Di Malaysia, dikenal istilah "masuk Melayu" yang menandai konstruksi identitas kemelayuan sebagai fenomena kontestasi identitas etnis dan identitas agama yang berkelindan. Jadi, "masuk Melayu" juga berarti "menjadi seorang Muslim". Tidak perduli berasal dari etnis apa, ketika seseorang menjadi Muslim maka tetap disebut "masuk Melayu". Secara historis, "Melayu" sebenarnya merujuk pada konteks pra-kolonial kesultanan Melaka. Ketika sultan memeluk Islam sebagai agama istana, itu kemudian diikuti oleh rakyatnya sebagai tanda kesetiaan kepada sultan. Sejak itulah "masuk Melayu" sekaligus berarti "masuk Islam" (atau menjadi Muslim).
Pada masa kolonial, "masuk Melayu" dikonstruksikan secara politis untuk mengidentifikasi keberbedaan antara kaum "putih" (Eropa) dan kaum "berwarna" (masyarakat terjajah atau non-Eropa). Kaum kolonialis menciptakan mekanisme pembelahan sosial sedemikian rupa sebagai strategi hegemoni sosial-politik untuk menundukkan masyarakat setempat berdasarkan pemahaman budaya mereka (lokal).
Pada masa kolonial ini pula, konsep "masuk Melayu" mengalami pergeseran makna seturut dengan kepentingan politik kaum kolonialis. Jika di belahan barat Indonesia, "masuk Melayu" berarti menjadi Muslim, maka di belahan timur Indonesia ~ seperti kepulauan Maluku ~ "masuk Melayu" berarti menjadi Kristen. Karena kaum kolonialis (Belanda) mengintroduksi sistem pendidikan dengan menggunakan bahasa Melayu sebagai bahasa pengantar (terutama untuk kalangan rakyat jelata), demikian pula dalam memperkenalkan Kekristenan. Sekolah dan Gereja pada masa kolonial merupakan agen-agen utama proliferasi kemelayuan yang tegas berbeda dengan kaum elite borjuis kolonialis, sekaligus mengasingkan masyarakat setempat dari bahasa ibunya.

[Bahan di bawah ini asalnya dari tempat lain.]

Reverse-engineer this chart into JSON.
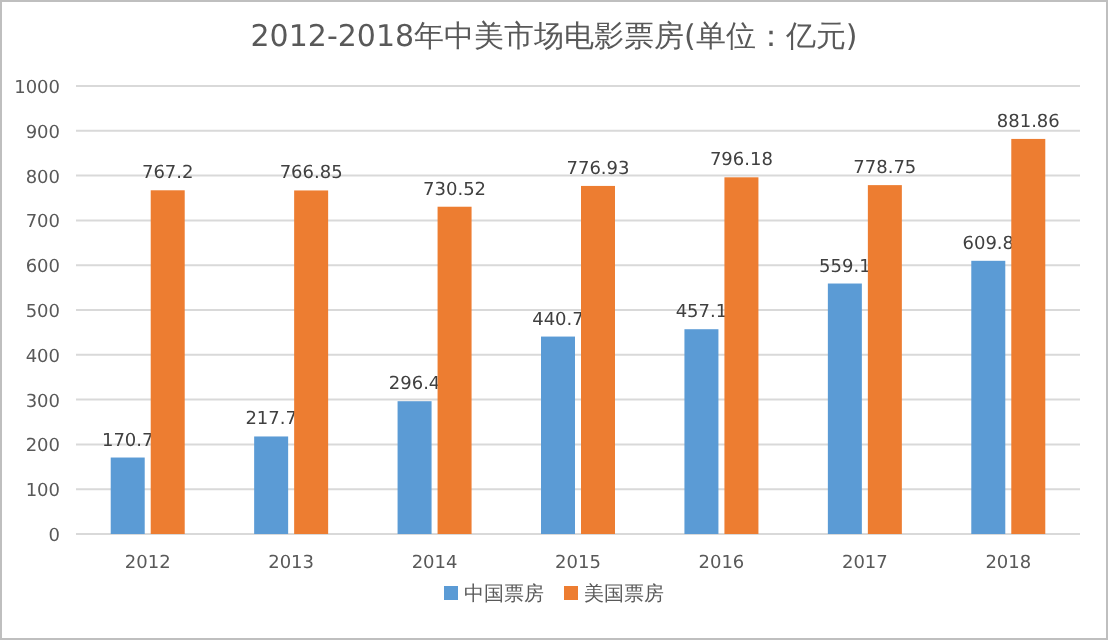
{
  "chart_data": {
    "type": "bar",
    "title": "2012-2018年中美市场电影票房(单位：亿元)",
    "categories": [
      "2012",
      "2013",
      "2014",
      "2015",
      "2016",
      "2017",
      "2018"
    ],
    "series": [
      {
        "name": "中国票房",
        "color": "#5b9bd5",
        "values": [
          170.7,
          217.7,
          296.4,
          440.7,
          457.1,
          559.1,
          609.8
        ]
      },
      {
        "name": "美国票房",
        "color": "#ed7d31",
        "values": [
          767.2,
          766.85,
          730.52,
          776.93,
          796.18,
          778.75,
          881.86
        ]
      }
    ],
    "ylim": [
      0,
      1000
    ],
    "yticks": [
      0,
      100,
      200,
      300,
      400,
      500,
      600,
      700,
      800,
      900,
      1000
    ],
    "grid": "y",
    "legend": "bottom",
    "data_labels": true
  }
}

Jadi, secara antropologis dan historis, "masuk Melayu" kemudian bisa dipahami sekaligus sebagai "menjadi Islam" dan "menjadi Kristen" dalam kebhinekaan budaya Asia Tenggara, termasuk Indonesia. Dengan perspektif itu pula kemelayuan Islam dan kemelayuan Kristen merupakan hasil fabrikasi identitas yang mengikuti siapa yang berkuasa, sehingga memang sulit untuk menceraikan agama dan politik dalam pandangan dunia masyarakat Asia Tenggara.
Dalam konteks semacam itu, pandangan mayoritas-minoritas hanyalah pembedaan demi kepentingan kekuasaan (politik-ekonomi) tapi bukan representasi identitas bersama. Entah Islam atau Kristen, apapun latar etnisnya, kita sama-sama "orang Melayu". Dalam dialek Ambon, "katorang samua basudara" (kita semua bersaudara).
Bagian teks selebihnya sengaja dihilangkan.